The resulting network is shown next. Each point represents a country, with the name codes following the ISO-3166-1 standard. The spatial relationship of the points contains the summary information — points near each other in the network are similar to each other based on the data variables, and the further apart they are then the less similar they are. The points are color-coded based on major geographic regions (asterisks highlight single states that don't group with the rest of their geographical region). We have added some annotations for the major network groups, indicating which geographical regions are included — these groups are the major happiness groupings.

In this blog post we do not want to risk over-interpreting the data, as explained in the final paragraphs below. However, it is obvious that there are distinct patterns in the network. Happiness, and its correlates are not randomly distributed on this planet but, not unexpectedly, relate to the local socio-political situation.

Starting at the bottom-left, we have a geographically heterogeneous cluster of very well-off countries, either welfare states (as in northern Europe), capitalist democracies (eg. the USA, Singapore, Hong Kong), or oil-rich monarchies with high levels of public spending (as in the Middle East). Moving clockwise, the next cluster has much of the rest of the western and central European countries, along with the financially well-off parts of South America and Asia. The next cluster has many of the remaining eastern European countries, plus the nearest parts of Asia, where government spending on welfare is still apparent. Clearly, national wealth plays a large part in happiness, in spite of the well-known adage to the contrary.

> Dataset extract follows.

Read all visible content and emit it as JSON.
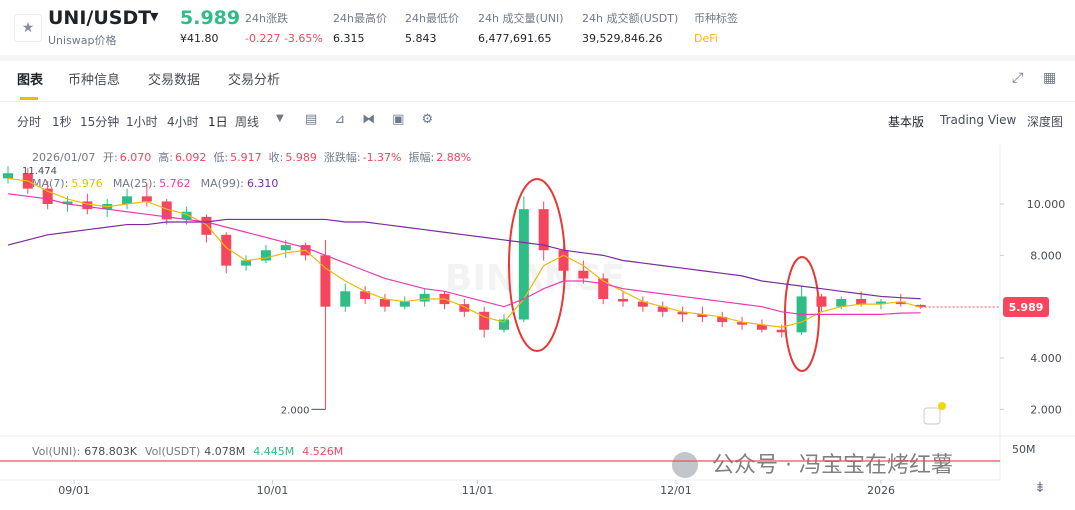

This is followed, at the top-middle of the network, by a broad neighborhood (not a distinct cluster), where government spending on welfare is much less apparent, at least to an outsider. The countries here come from Europe, Asia, and Central plus South America (including, at the moment, Greece). Happiness and its correlates is reported to be much lower here.

To make this situation clearer, here is a version of the network with some of the happiness scores annotated — values are provided for the first and last 10th percentile of the happiness score, and the 10 largest (by population) countries in the world.

On the opposite side of the network, happiness is also apparently lower, but with a different set of correlations among the variables. There is a two-part cluster of geographically heterogeneous countries at the bottom-middle, plus a neighborhood at the bottom-right. The latter includes China and India, the two most populous countries (with one-third of our people), while Indonesia (4th) and Brazil (6th) are in the neighborhood at the top of the network.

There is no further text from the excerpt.